Poniżej wrzucam notatki o Ceseranach, autorstwa Skoczka, których ten - nie wiem dlaczego - ciągle nie wrzucił. Więc robię to ja. Tak, to są tylko notatki, ale może komuś przyjdą do głowy nowe pomysły albo rozwinięcia starych. Inny powód jest też taki, że wg. mnie patent na cenę jaką Ceseranie zapłacili za swój nowy świat jest GENIALNY i chciałbym żeby wszyscy go poznali (jak najszybciej).

Co do ceserańczyków to założyłem że zniknęli z czerwieni przenosząc się do równoległego odbicia świata (nie wiem jak nazywa się planeta na której toczy się gra), który kupili za walutę którą muszę jeszcze ustalić (mówiłem Ci o tym kiedyś.)
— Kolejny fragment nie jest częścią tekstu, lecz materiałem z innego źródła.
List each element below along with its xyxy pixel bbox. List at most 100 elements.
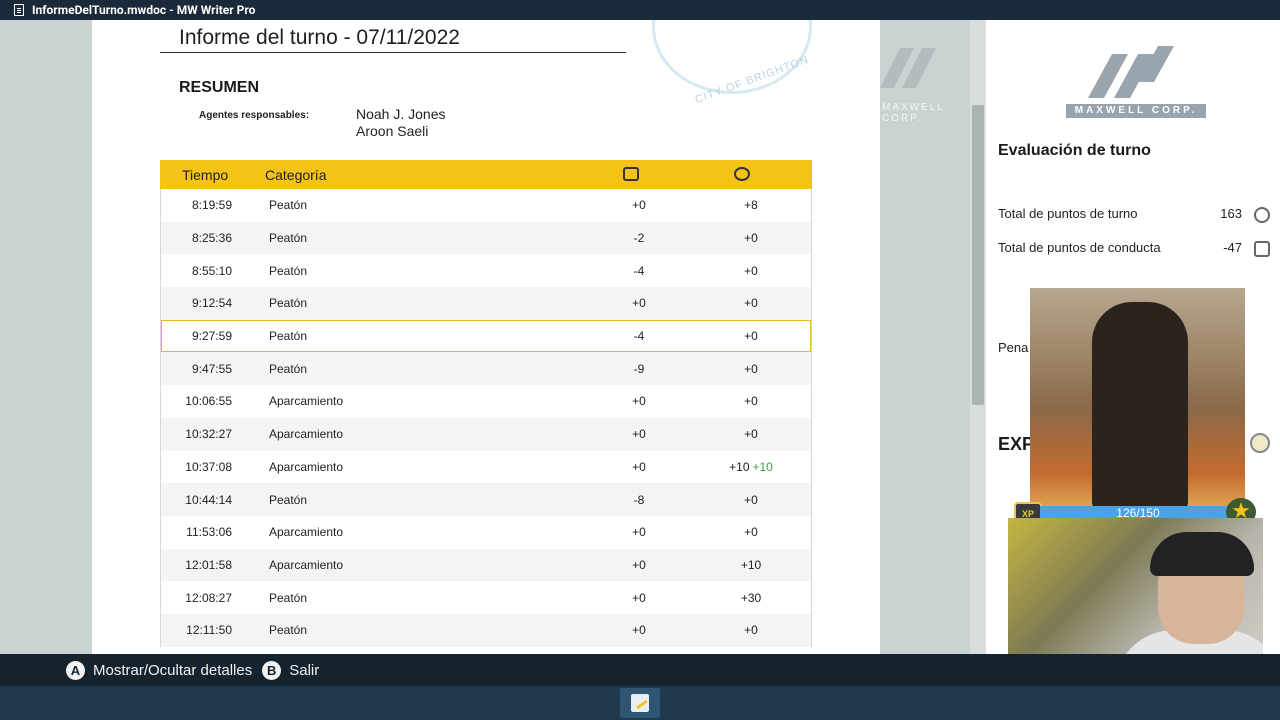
row-time: 12:01:58 bbox=[185, 557, 232, 572]
row-conduct-points: -4 bbox=[633, 263, 645, 278]
row-points-value: +0 bbox=[744, 492, 758, 507]
row-time: 10:37:08 bbox=[185, 459, 232, 474]
maxwell-logo-watermark-text: MAXWELL CORP. bbox=[882, 102, 945, 124]
row-points-value: +0 bbox=[744, 231, 758, 246]
row-time: 10:44:14 bbox=[185, 492, 232, 507]
summary-heading: RESUMEN bbox=[179, 79, 260, 96]
row-conduct-points: +0 bbox=[632, 525, 646, 540]
overlay-photo bbox=[1030, 288, 1245, 506]
row-category: Peatón bbox=[269, 198, 308, 213]
document-title: Informe del turno - 07/11/2022 bbox=[179, 26, 460, 49]
person-figure bbox=[1092, 302, 1188, 506]
row-time: 10:06:55 bbox=[185, 394, 232, 409]
table-row[interactable]: 9:27:59 Peatón -4 +0 bbox=[161, 319, 811, 353]
window-titlebar: InformeDelTurno.mwdoc - MW Writer Pro bbox=[0, 0, 1280, 20]
row-time: 9:27:59 bbox=[191, 329, 232, 344]
row-category: Aparcamiento bbox=[269, 557, 344, 572]
row-conduct-points: +0 bbox=[632, 198, 646, 213]
row-time: 11:53:06 bbox=[186, 525, 232, 540]
row-category: Peatón bbox=[269, 263, 308, 278]
row-category: Peatón bbox=[269, 231, 308, 246]
row-category: Aparcamiento bbox=[269, 525, 344, 540]
row-conduct-points: -2 bbox=[633, 231, 645, 246]
table-row[interactable]: 12:11:50 Peatón +0 +0 bbox=[161, 613, 811, 647]
row-time: 8:55:10 bbox=[191, 263, 232, 278]
shield-icon bbox=[1254, 241, 1270, 257]
row-points-value: +10 bbox=[740, 557, 762, 572]
table-row[interactable]: 10:06:55 Aparcamiento +0 +0 bbox=[161, 385, 811, 418]
agents-label: Agentes responsables: bbox=[199, 110, 310, 121]
table-row[interactable]: 10:44:14 Peatón -8 +0 bbox=[161, 483, 811, 516]
shift-points-label: Total de puntos de turno bbox=[998, 206, 1138, 221]
table-header: Tiempo Categoría bbox=[160, 160, 812, 189]
row-shift-points: +0 bbox=[721, 623, 781, 637]
workspace-background bbox=[0, 20, 92, 654]
taskbar bbox=[0, 686, 1280, 720]
row-time: 8:25:36 bbox=[191, 231, 232, 246]
row-conduct-points: +0 bbox=[632, 557, 646, 572]
row-points-value: +0 bbox=[744, 263, 758, 278]
row-time: 8:19:59 bbox=[191, 198, 232, 213]
row-conduct-points: +0 bbox=[632, 394, 646, 409]
row-points-value: +8 bbox=[744, 198, 758, 213]
table-row[interactable]: 10:37:08 Aparcamiento +0 +10 +10 bbox=[161, 451, 811, 484]
row-conduct-points: -9 bbox=[633, 361, 645, 376]
shift-points-value: 163 bbox=[1220, 206, 1242, 221]
row-category: Peatón bbox=[269, 492, 308, 507]
row-conduct-points: -4 bbox=[633, 329, 645, 344]
scrollbar-thumb[interactable] bbox=[972, 105, 984, 405]
row-points-value: +30 bbox=[740, 590, 762, 605]
row-category: Peatón bbox=[269, 329, 308, 344]
table-row[interactable]: 8:55:10 Peatón -4 +0 bbox=[161, 254, 811, 287]
penalty-label: Pena bbox=[998, 340, 1029, 355]
row-shift-points: +0 bbox=[721, 493, 781, 507]
table-row[interactable]: 8:25:36 Peatón -2 +0 bbox=[161, 221, 811, 255]
xp-badge-icon bbox=[1254, 207, 1270, 223]
row-points-value: +0 bbox=[744, 623, 758, 638]
row-shift-points: +0 bbox=[721, 264, 781, 278]
table-row[interactable]: 9:12:54 Peatón +0 +0 bbox=[161, 287, 811, 320]
conduct-points-value: -47 bbox=[1223, 240, 1242, 255]
row-conduct-points: +0 bbox=[632, 623, 646, 638]
header-time: Tiempo bbox=[182, 166, 229, 183]
table-row[interactable]: 11:53:06 Aparcamiento +0 +0 bbox=[161, 516, 811, 549]
row-points-value: +10 bbox=[729, 459, 750, 474]
shift-report-table: Tiempo Categoría 8:19:59 Peatón +0 +8 8:25:3… bbox=[160, 160, 812, 647]
row-category: Aparcamiento bbox=[269, 427, 344, 442]
taskbar-writer-app[interactable] bbox=[620, 688, 660, 718]
row-conduct-points: +0 bbox=[632, 590, 646, 605]
header-category: Categoría bbox=[265, 166, 327, 183]
row-category: Peatón bbox=[269, 623, 308, 638]
writer-app-icon bbox=[631, 694, 649, 712]
row-shift-points: +0 bbox=[721, 329, 781, 343]
row-shift-points: +8 bbox=[721, 198, 781, 212]
table-row[interactable]: 12:01:58 Aparcamiento +0 +10 bbox=[161, 548, 811, 582]
button-b-icon: B bbox=[262, 660, 282, 680]
table-row[interactable]: 12:08:27 Peatón +0 +30 bbox=[161, 581, 811, 614]
conduct-points-label: Total de puntos de conducta bbox=[998, 240, 1161, 255]
row-conduct-points: +0 bbox=[632, 427, 646, 442]
agent-name: Aroon Saeli bbox=[356, 123, 429, 139]
row-points-value: +0 bbox=[744, 361, 758, 376]
row-shift-points: +10 bbox=[721, 558, 781, 572]
controller-hint-bar: A Mostrar/Ocultar detalles B Salir bbox=[0, 654, 1280, 686]
maxwell-logo-icon bbox=[1088, 46, 1174, 98]
row-category: Peatón bbox=[269, 361, 308, 376]
row-time: 10:32:27 bbox=[185, 427, 232, 442]
table-row[interactable]: 10:32:27 Aparcamiento +0 +0 bbox=[161, 417, 811, 451]
row-conduct-points: +0 bbox=[632, 296, 646, 311]
toggle-details-hint[interactable]: Mostrar/Ocultar detalles bbox=[93, 662, 252, 679]
exit-hint[interactable]: Salir bbox=[289, 662, 319, 679]
table-row[interactable]: 8:19:59 Peatón +0 +8 bbox=[161, 189, 811, 222]
window-title: InformeDelTurno.mwdoc - MW Writer Pro bbox=[32, 3, 256, 17]
row-points-value: +0 bbox=[744, 427, 758, 442]
row-points-value: +0 bbox=[744, 525, 758, 540]
row-bonus-points: +10 bbox=[752, 459, 773, 474]
row-points-value: +0 bbox=[744, 394, 758, 409]
maxwell-logo-text: MAXWELL CORP. bbox=[1066, 104, 1206, 118]
table-row[interactable]: 9:47:55 Peatón -9 +0 bbox=[161, 352, 811, 386]
row-time: 12:08:27 bbox=[185, 590, 232, 605]
row-shift-points: +0 bbox=[721, 525, 781, 539]
shield-icon bbox=[623, 167, 639, 181]
row-category: Aparcamiento bbox=[269, 459, 344, 474]
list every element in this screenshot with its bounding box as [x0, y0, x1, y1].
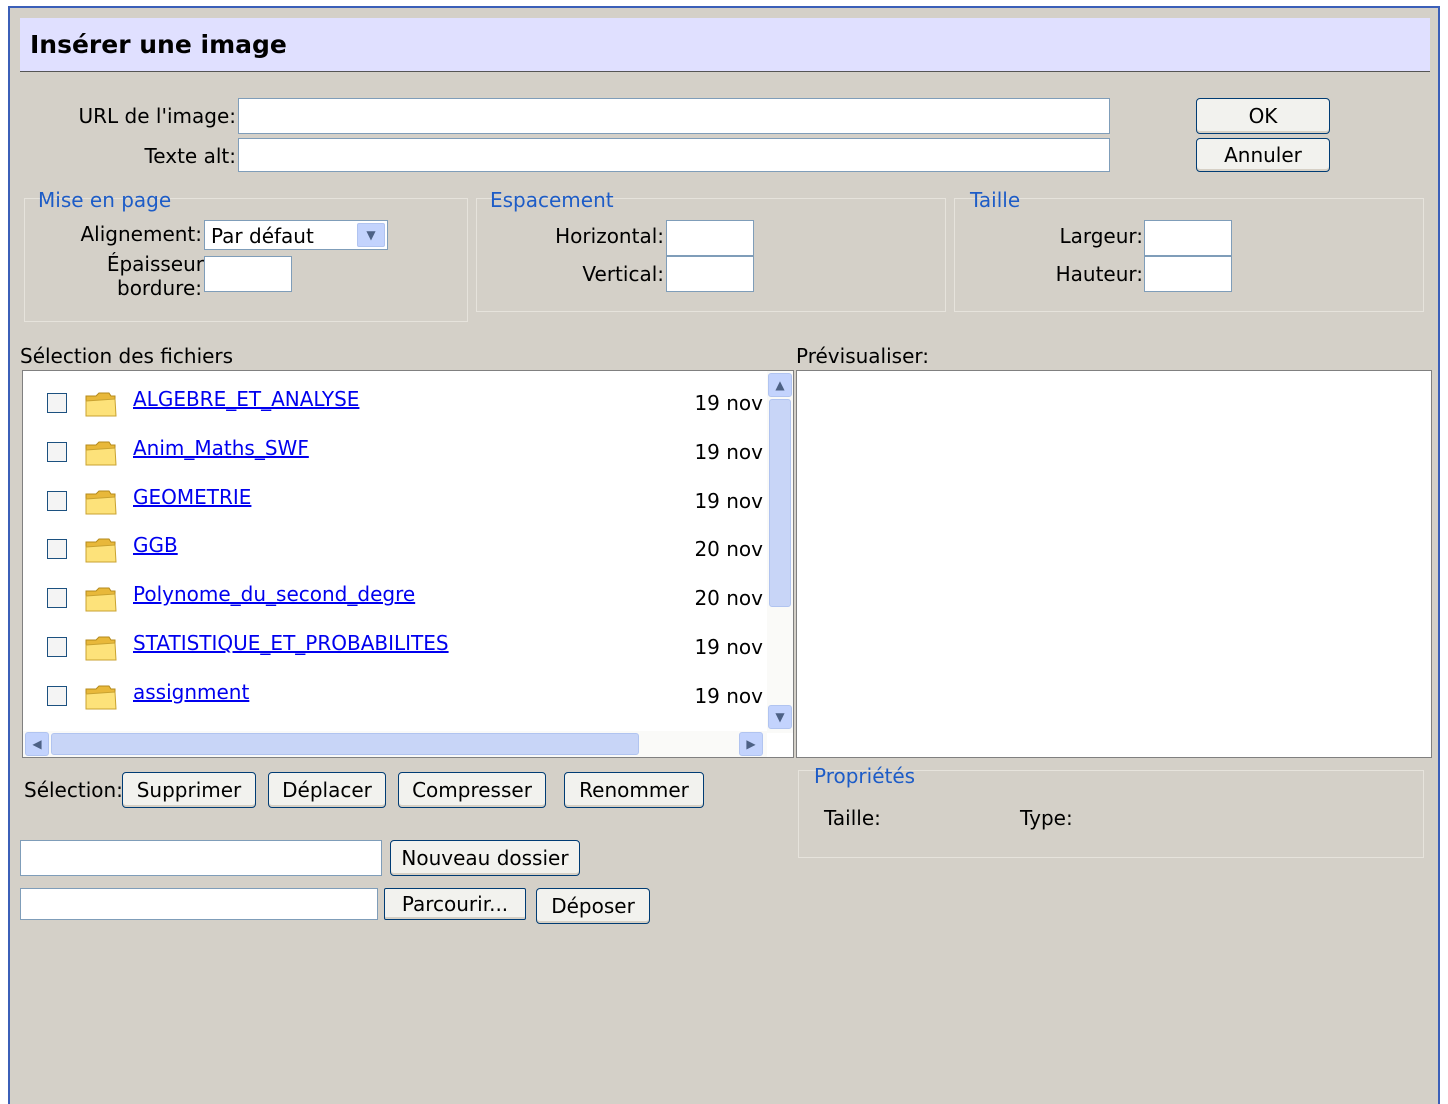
list-item[interactable]: GEOMETRIE 19 nov [23, 483, 763, 523]
cancel-button[interactable]: Annuler [1196, 138, 1330, 172]
ok-button[interactable]: OK [1196, 98, 1330, 134]
list-item[interactable]: STATISTIQUE_ET_PROBABILITES 19 nov [23, 629, 763, 669]
delete-button[interactable]: Supprimer [122, 772, 256, 808]
preview-pane [796, 370, 1432, 758]
folder-date: 19 nov [694, 391, 763, 415]
height-input[interactable] [1144, 256, 1232, 292]
folder-icon [85, 489, 117, 515]
selection-label: Sélection: [24, 778, 123, 802]
alt-input[interactable] [238, 138, 1110, 172]
row-checkbox[interactable] [47, 637, 67, 657]
dialog-title: Insérer une image [30, 30, 287, 59]
chevron-right-icon[interactable]: ▶ [739, 732, 763, 756]
spacing-legend: Espacement [490, 188, 614, 212]
new-folder-button[interactable]: Nouveau dossier [390, 840, 580, 876]
folder-link[interactable]: assignment [133, 680, 249, 704]
properties-type-label: Type: [1020, 806, 1073, 830]
horizontal-scrollbar[interactable]: ◀ ▶ [23, 731, 767, 757]
new-folder-input[interactable] [20, 840, 382, 876]
folder-icon [85, 440, 117, 466]
folder-link[interactable]: GGB [133, 533, 178, 557]
chevron-up-icon[interactable]: ▲ [768, 373, 792, 397]
width-label: Largeur: [1059, 224, 1143, 248]
properties-legend: Propriétés [814, 764, 916, 788]
folder-date: 20 nov [694, 586, 763, 611]
row-checkbox[interactable] [47, 588, 67, 609]
width-input[interactable] [1144, 220, 1232, 256]
folder-date: 19 nov [694, 439, 763, 464]
insert-image-dialog: Insérer une image URL de l'image: Texte … [8, 6, 1440, 1104]
row-checkbox[interactable] [47, 490, 67, 511]
layout-legend: Mise en page [38, 188, 172, 212]
row-checkbox[interactable] [47, 393, 67, 413]
list-item[interactable]: GGB 20 nov [23, 531, 763, 571]
alt-label: Texte alt: [144, 144, 236, 168]
chevron-down-icon[interactable]: ▼ [357, 223, 385, 247]
row-checkbox[interactable] [47, 685, 67, 706]
folder-icon [85, 684, 117, 710]
height-label: Hauteur: [1055, 262, 1143, 286]
folder-link[interactable]: Anim_Maths_SWF [133, 436, 309, 460]
folder-date: 20 nov [694, 537, 763, 562]
vertical-spacing-input[interactable] [666, 256, 754, 292]
size-legend: Taille [970, 188, 1021, 212]
list-item[interactable]: assignment 19 nov [23, 678, 763, 718]
alignment-select[interactable]: Par défaut ▼ [204, 220, 388, 250]
preview-header: Prévisualiser: [796, 344, 929, 368]
horizontal-scrollbar-thumb[interactable] [51, 733, 639, 755]
upload-button[interactable]: Déposer [536, 888, 650, 924]
folder-date: 19 nov [694, 683, 763, 708]
vertical-scrollbar[interactable]: ▲ ▼ [767, 371, 793, 733]
list-item[interactable]: Anim_Maths_SWF 19 nov [23, 434, 763, 474]
rename-button[interactable]: Renommer [564, 772, 704, 808]
folder-date: 19 nov [694, 635, 763, 659]
scrollbar-thumb[interactable] [769, 399, 791, 607]
row-checkbox[interactable] [47, 441, 67, 462]
list-item[interactable]: ALGEBRE_ET_ANALYSE 19 nov [23, 385, 763, 425]
file-list: ALGEBRE_ET_ANALYSE 19 nov Anim_Maths_SWF 19… [22, 370, 794, 758]
folder-icon [85, 635, 117, 661]
folder-link[interactable]: STATISTIQUE_ET_PROBABILITES [133, 631, 449, 655]
folder-icon [85, 537, 117, 563]
folder-link[interactable]: ALGEBRE_ET_ANALYSE [133, 387, 359, 411]
move-button[interactable]: Déplacer [268, 772, 386, 808]
url-label: URL de l'image: [78, 104, 236, 128]
folder-link[interactable]: Polynome_du_second_degre [133, 582, 415, 606]
folder-date: 19 nov [694, 488, 763, 513]
border-input[interactable] [204, 256, 292, 292]
border-label-line2: bordure: [117, 276, 202, 300]
dialog-titlebar: Insérer une image [20, 18, 1430, 72]
alignment-value: Par défaut [211, 224, 314, 248]
compress-button[interactable]: Compresser [398, 772, 546, 808]
folder-link[interactable]: GEOMETRIE [133, 485, 251, 509]
list-item[interactable]: Polynome_du_second_degre 20 nov [23, 580, 763, 620]
file-path-input[interactable] [20, 888, 378, 920]
properties-size-label: Taille: [824, 806, 881, 830]
chevron-down-icon[interactable]: ▼ [768, 705, 792, 729]
url-input[interactable] [238, 98, 1110, 134]
chevron-left-icon[interactable]: ◀ [25, 732, 49, 756]
row-checkbox[interactable] [47, 539, 67, 560]
border-label-line1: Épaisseur [106, 252, 204, 276]
folder-icon [85, 391, 117, 417]
horizontal-label: Horizontal: [555, 224, 664, 248]
vertical-label: Vertical: [582, 262, 664, 286]
files-header: Sélection des fichiers [20, 344, 234, 368]
horizontal-spacing-input[interactable] [666, 220, 754, 256]
folder-icon [85, 586, 117, 612]
browse-button[interactable]: Parcourir... [384, 888, 526, 920]
alignment-label: Alignement: [80, 222, 202, 246]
Rozkminiłem historie ceserańczyków (dane są w głowie muszę je przelać na kompa) która będzie wyglądać mniej więcej tak:

1. Pewien wojownik, prawdopodobnie najemnik osiąga tak duży poziom w walce że staję się pierwszym ceserańczykiem.
2. Przez lata wędruje po świecie szukając wyzwań. Nie starzeje się, poszukuje sensu swojego istnienia.
3. Pojawiają się inni ceseranie.
4. Podczas potyczki z innym ceseraninem Pierwszy ceseranin odkrywa że zabicie kogoś innego z Jego rasy przekazuje mu potężną moc ofiary.
5. Dochodzi do pierwszego Zgromadzenia ceseran, nie dochodzi do porozumienia między nimi- część jest zafascynowana walką, pragnie tylko Jej, inni ceseranie pożądają mocy innych i pojedynków. (Było by to podobne do sytuacji z filmu).
6. Mijają lata. Ceseranie walczą pomiędzy sobą/wędrują po świecie biorąc udział w nieskończonych bitwach. Ci drudzy dzielą się na tych którzy pogrążają się w pragnieniu siły i tych którzy poszukują sensu własnego istnienia.
7. Mijają eony. Ceseranie nie mają sobie równych w walce. Zwracają się przeciwko sobie.
8. Dochodzi do zagłady wielu królestw. Świat w niektórych miejscach przypomina wieczne pola bitew.
9. Świat staje na krawędzi zagłady.
10. Część ceseran zwołuje nowe zgromadzenie. Ceseranie dzielą się na tych którzy pragną siły i mocy innych oraz na tych którzy wybrali drogę miecza (honor, idee, obrona słabszych).
11. Ceseranie dochodzą do wniosku że dalsza walka nie ma sensu i zaowocuje zagładą świata. Dochodzi do porozumienia. Okazuje się że niektórzy z dawnych ceseran wrócili do życia i że śmierć dla ceserańczyka jest niemożliwa.
12. Ceseranie oferują swoją moc i miecze w których zmagazynowana jest moc przebytych przez nich bitew za stworzenie nowego, identycznego do czerwieni świata w którym zamieszkają rządni siły i mocy ceserańczycy potężnej istocie (nie wiem co to mogłoby być- Ilsena?!). Zniszczone przez ceseran miejsca zostają odbudowane przez magie istoty. Ceseranie którzy sprzeciwiają się temu wydarzeniu (zwanemu Przymierzem) zostają zabici a ich moc przesłana do wymiaru ceseran pragnących mocy.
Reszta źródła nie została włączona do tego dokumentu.